After our first game (see "Jerome Gambit: Beware Free Hugs") where I successfully defended against the Jerome Gambit (1.e4 e5 2.Nf3 Nc6 3.Bc4 Bc5 4.Bxf7+) with Whistler's Defense, it was time to swap colors.
I played the Jerome, and guess what defense my opponent chose?
There is a lot more to Whistler's Defense than the advice Don't take the Rook, and it took a while for me to develop an advantage in the game - ironically, by taking the Rook.
Do not hold your breath waiting for the Jerome Gambit to make sense.
perrypawnpusher - NN
1.e4 e5 2.Nf3 Nc6 3.Bc4 Bc5 4.Bxf7+
This is the key move to Lt. Whistler's defence, adopted in all his games with Mr. Jerome.

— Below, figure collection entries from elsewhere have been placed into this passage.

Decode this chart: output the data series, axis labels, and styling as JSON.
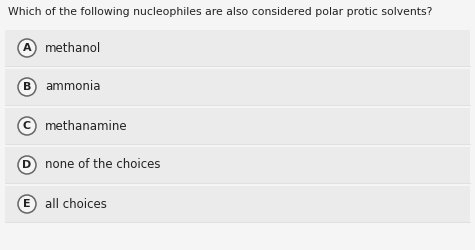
{
  "question": "Which of the following nucleophiles are also considered polar protic solvents?",
  "choices": [
    {
      "label": "A",
      "text": "methanol"
    },
    {
      "label": "B",
      "text": "ammonia"
    },
    {
      "label": "C",
      "text": "methanamine"
    },
    {
      "label": "D",
      "text": "none of the choices"
    },
    {
      "label": "E",
      "text": "all choices"
    }
  ],
  "bg_color": "#f5f5f5",
  "choice_bg_color": "#ebebeb",
  "separator_color": "#d8d8d8",
  "text_color": "#222222",
  "circle_edge_color": "#666666",
  "circle_face_color": "#f5f5f5",
  "question_fontsize": 7.8,
  "choice_fontsize": 8.5,
  "label_fontsize": 8.0
}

Before this game, I had a couple of wins and a couple of draws against the defense.
Do not take the Rook.
I know, I know, Jerome Gambit fans like angelcamina, chessmanjeff, petasluk, shugart, UNPREDICTABLE, Wall and ZahariSokolov, among others, have done so and made their way through the complications to tell of it, but that is what I call Borrowing Trouble.

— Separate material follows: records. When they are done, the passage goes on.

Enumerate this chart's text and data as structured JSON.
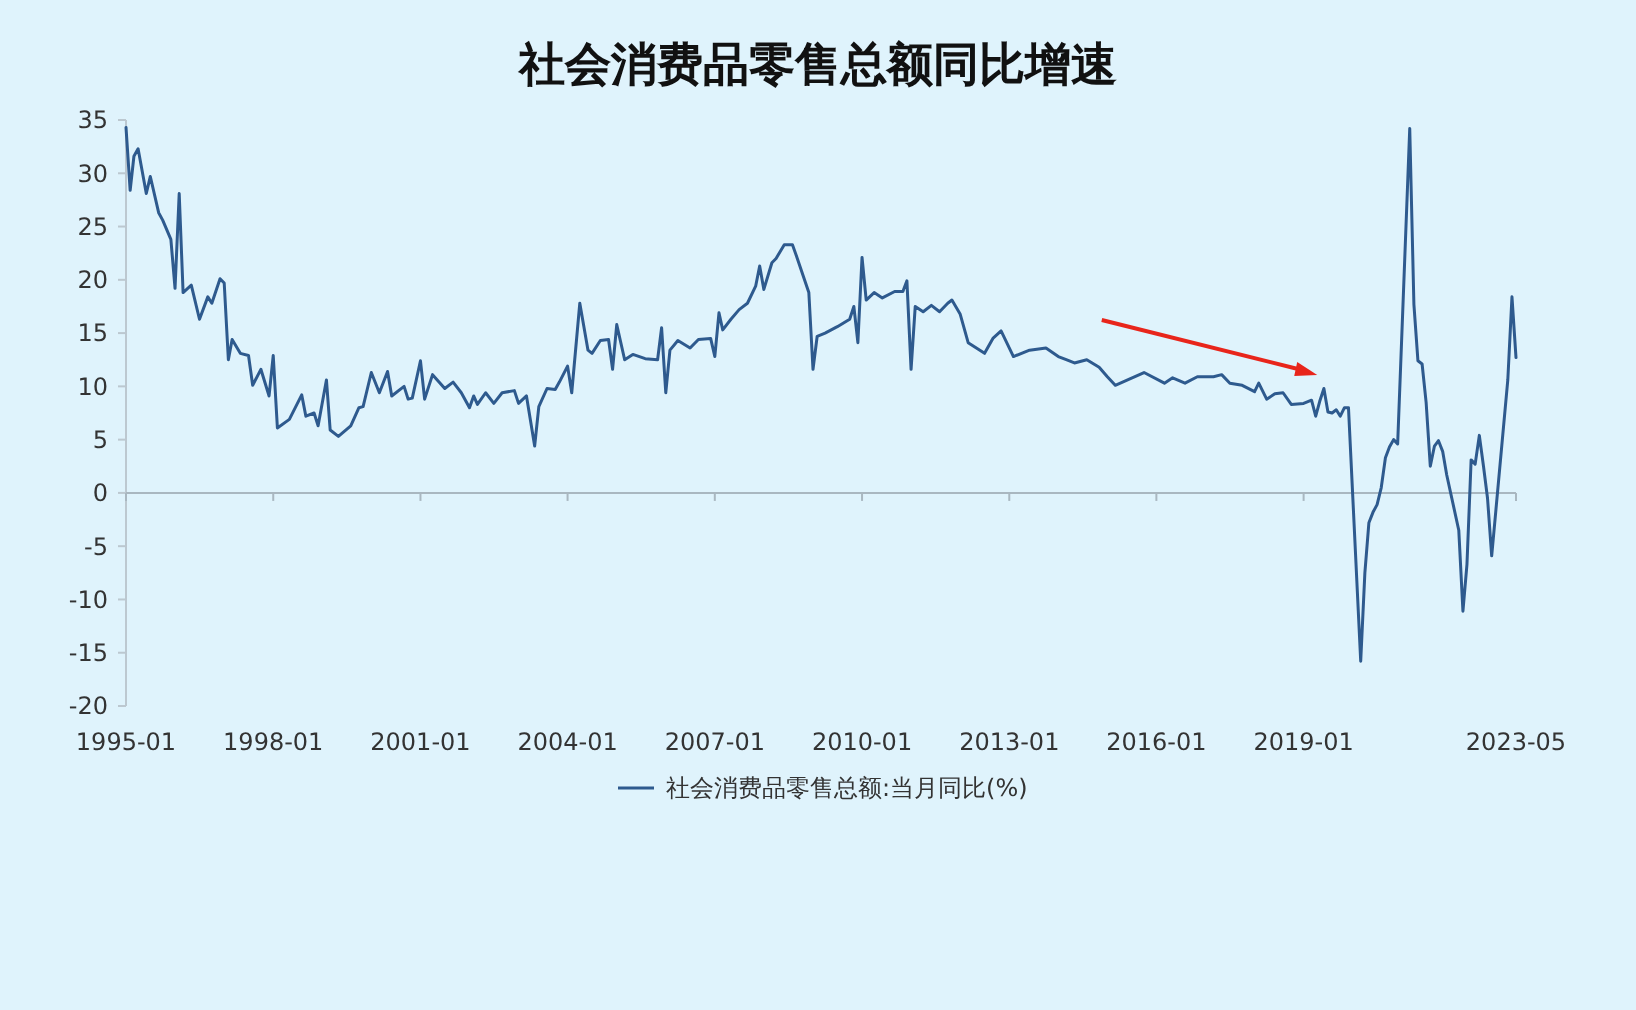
{
  "chart_data": {
    "type": "line",
    "title": "社会消费品零售总额同比增速",
    "xlim": [
      "1995-01",
      "2023-05"
    ],
    "xticks": [
      "1995-01",
      "1998-01",
      "2001-01",
      "2004-01",
      "2007-01",
      "2010-01",
      "2013-01",
      "2016-01",
      "2019-01",
      "2023-05"
    ],
    "ylim": [
      -20,
      35
    ],
    "yticks": [
      -20,
      -15,
      -10,
      -5,
      0,
      5,
      10,
      15,
      20,
      25,
      30,
      35
    ],
    "legend": "bottom",
    "marker": "none",
    "line_style": "solid",
    "x": [
      "1995-01",
      "1995-02",
      "1995-03",
      "1995-04",
      "1995-06",
      "1995-07",
      "1995-09",
      "1995-10",
      "1995-12",
      "1996-01",
      "1996-02",
      "1996-03",
      "1996-05",
      "1996-07",
      "1996-09",
      "1996-10",
      "1996-12",
      "1997-01",
      "1997-02",
      "1997-03",
      "1997-05",
      "1997-07",
      "1997-08",
      "1997-10",
      "1997-12",
      "1998-01",
      "1998-02",
      "1998-05",
      "1998-08",
      "1998-09",
      "1998-11",
      "1998-12",
      "1999-02",
      "1999-03",
      "1999-05",
      "1999-08",
      "1999-10",
      "1999-11",
      "2000-01",
      "2000-03",
      "2000-05",
      "2000-06",
      "2000-09",
      "2000-10",
      "2000-11",
      "2001-01",
      "2001-02",
      "2001-04",
      "2001-07",
      "2001-09",
      "2001-11",
      "2002-01",
      "2002-02",
      "2002-03",
      "2002-05",
      "2002-07",
      "2002-09",
      "2002-12",
      "2003-01",
      "2003-03",
      "2003-05",
      "2003-06",
      "2003-08",
      "2003-10",
      "2003-11",
      "2004-01",
      "2004-02",
      "2004-04",
      "2004-06",
      "2004-07",
      "2004-09",
      "2004-11",
      "2004-12",
      "2005-01",
      "2005-03",
      "2005-05",
      "2005-08",
      "2005-11",
      "2005-12",
      "2006-01",
      "2006-02",
      "2006-04",
      "2006-07",
      "2006-09",
      "2006-12",
      "2007-01",
      "2007-02",
      "2007-03",
      "2007-05",
      "2007-07",
      "2007-09",
      "2007-11",
      "2007-12",
      "2008-01",
      "2008-03",
      "2008-04",
      "2008-06",
      "2008-08",
      "2008-09",
      "2008-12",
      "2009-01",
      "2009-02",
      "2009-04",
      "2009-07",
      "2009-10",
      "2009-11",
      "2009-12",
      "2010-01",
      "2010-02",
      "2010-04",
      "2010-06",
      "2010-09",
      "2010-11",
      "2010-12",
      "2011-01",
      "2011-02",
      "2011-04",
      "2011-06",
      "2011-08",
      "2011-10",
      "2011-11",
      "2012-01",
      "2012-03",
      "2012-07",
      "2012-09",
      "2012-11",
      "2013-02",
      "2013-06",
      "2013-10",
      "2014-01",
      "2014-03",
      "2014-05",
      "2014-08",
      "2014-11",
      "2015-01",
      "2015-03",
      "2015-06",
      "2015-10",
      "2016-03",
      "2016-05",
      "2016-08",
      "2016-11",
      "2017-03",
      "2017-05",
      "2017-07",
      "2017-10",
      "2018-01",
      "2018-02",
      "2018-04",
      "2018-06",
      "2018-08",
      "2018-10",
      "2019-01",
      "2019-03",
      "2019-04",
      "2019-05",
      "2019-06",
      "2019-07",
      "2019-08",
      "2019-09",
      "2019-10",
      "2019-11",
      "2019-12",
      "2020-03",
      "2020-04",
      "2020-05",
      "2020-06",
      "2020-07",
      "2020-08",
      "2020-09",
      "2020-10",
      "2020-11",
      "2020-12",
      "2021-03",
      "2021-04",
      "2021-05",
      "2021-06",
      "2021-07",
      "2021-08",
      "2021-09",
      "2021-10",
      "2021-11",
      "2021-12",
      "2022-03",
      "2022-04",
      "2022-05",
      "2022-06",
      "2022-07",
      "2022-08",
      "2022-09",
      "2022-10",
      "2022-11",
      "2022-12",
      "2023-03",
      "2023-04",
      "2023-05"
    ],
    "series": [
      {
        "name": "社会消费品零售总额:当月同比(%)",
        "color": "#2e5a8e",
        "values": [
          34.3,
          28.4,
          31.6,
          32.3,
          28.1,
          29.7,
          26.3,
          25.6,
          23.8,
          19.2,
          28.1,
          18.8,
          19.5,
          16.3,
          18.4,
          17.8,
          20.1,
          19.7,
          12.5,
          14.4,
          13.1,
          12.9,
          10.1,
          11.6,
          9.1,
          12.9,
          6.1,
          6.9,
          9.2,
          7.2,
          7.5,
          6.3,
          10.6,
          5.9,
          5.3,
          6.3,
          8.0,
          8.1,
          11.3,
          9.4,
          11.4,
          9.1,
          10.0,
          8.8,
          8.9,
          12.4,
          8.8,
          11.1,
          9.8,
          10.4,
          9.4,
          8.0,
          9.1,
          8.3,
          9.4,
          8.4,
          9.4,
          9.6,
          8.4,
          9.1,
          4.4,
          8.1,
          9.8,
          9.7,
          10.4,
          11.9,
          9.4,
          17.8,
          13.4,
          13.1,
          14.3,
          14.4,
          11.6,
          15.8,
          12.5,
          13.0,
          12.6,
          12.5,
          15.5,
          9.4,
          13.4,
          14.3,
          13.6,
          14.4,
          14.5,
          12.8,
          16.9,
          15.3,
          16.3,
          17.2,
          17.8,
          19.4,
          21.3,
          19.1,
          21.6,
          22.0,
          23.3,
          23.3,
          22.2,
          18.8,
          11.6,
          14.7,
          15.0,
          15.6,
          16.3,
          17.5,
          14.1,
          22.1,
          18.1,
          18.8,
          18.3,
          18.9,
          18.9,
          19.9,
          11.6,
          17.5,
          17.0,
          17.6,
          17.0,
          17.8,
          18.1,
          16.8,
          14.1,
          13.1,
          14.5,
          15.2,
          12.8,
          13.4,
          13.6,
          12.8,
          12.5,
          12.2,
          12.5,
          11.8,
          10.9,
          10.1,
          10.6,
          11.3,
          10.3,
          10.8,
          10.3,
          10.9,
          10.9,
          11.1,
          10.3,
          10.1,
          9.5,
          10.3,
          8.8,
          9.3,
          9.4,
          8.3,
          8.4,
          8.7,
          7.2,
          8.6,
          9.8,
          7.6,
          7.5,
          7.8,
          7.2,
          8.0,
          8.0,
          -15.8,
          -7.5,
          -2.8,
          -1.8,
          -1.1,
          0.5,
          3.3,
          4.3,
          5.0,
          4.6,
          34.2,
          17.7,
          12.4,
          12.1,
          8.5,
          2.5,
          4.4,
          4.9,
          3.9,
          1.7,
          -3.5,
          -11.1,
          -6.7,
          3.1,
          2.7,
          5.4,
          2.5,
          -0.5,
          -5.9,
          -1.8,
          10.6,
          18.4,
          12.7
        ]
      }
    ]
  }
}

The text is a better way to block White's Queen check than 8...Nf6, showing that Black has to have some idea about how to play the Whistler Defense if he wants to keep his advantage. After 9.e5 Re8 10.d4 Bxd4 11.Qxd4 Qxe5+ 12.Qxe5 Rxe5+ 13.Be3, Black outplayed White with 13...Ng4 in Jerome - Jaeger, correspondence, 1879 (0-1, 45) while Black was outplayed by White after 13...Nd5, in abhailey - cruciverbalist, net.chess.com, 2008 (1-0, 51). The problem with 8...Nf6 is that it leads to a rather small edge for Black, nothing more.

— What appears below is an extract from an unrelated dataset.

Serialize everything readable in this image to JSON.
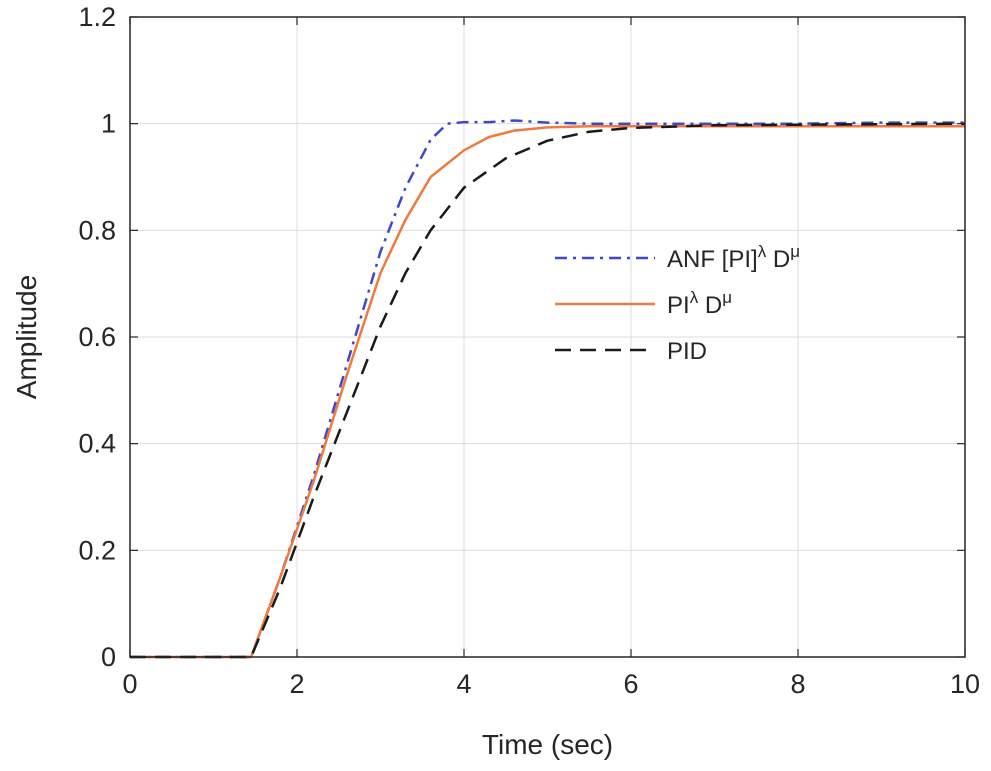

I have also faced 8...Kg7, in perrypawnpusher - tmarkst, blitz, FICS, 2009 (1-0, 43).
Or 9...Ne7, perrypawnpusher - Yaku, blitz, FICS, 2011 (1/2 - 1/2, 26);
Or 9...d6, perrypawnpusher - alvarzr, blitz, FICS, 2014 (1-0, 49);
Or 9...Kg7, perrypawnpusher -Tacotopia, Chess.com, 2020 (1/2-1/2, 61).
Harassing my Queen. As the Bishop blocked the d-pawn which blocked the light-square Bishop, which hemmed in the Rook (classic Jerome Gambit defender error), I was okay with this.
My opponent and I had figured out the next few moves. It turns out we both were wrong, starting with this move. Black wants to play ...Nf6 without having to worry about e4-e5, forking his two minor pieces. A more straight-forward plan was 11...Nf6 12.d3 Be7 13.0-0 d5 and Black would be doing well.
Better was 12...Ne7, but Black was setting a trap.
After the game Stockfish 12 suggested that 13.dxc3 was stronger, with advantage to White. I hadn't even considered a pawn capture, as I was intent on falling into Black's trap.
Better was 13...Qf6 with about an equal game once White grabs the pawn at c7.
Yippee, I thought, I am up the exchange and a pawn.
Yippee, my opponent thought, the Queen is trapped.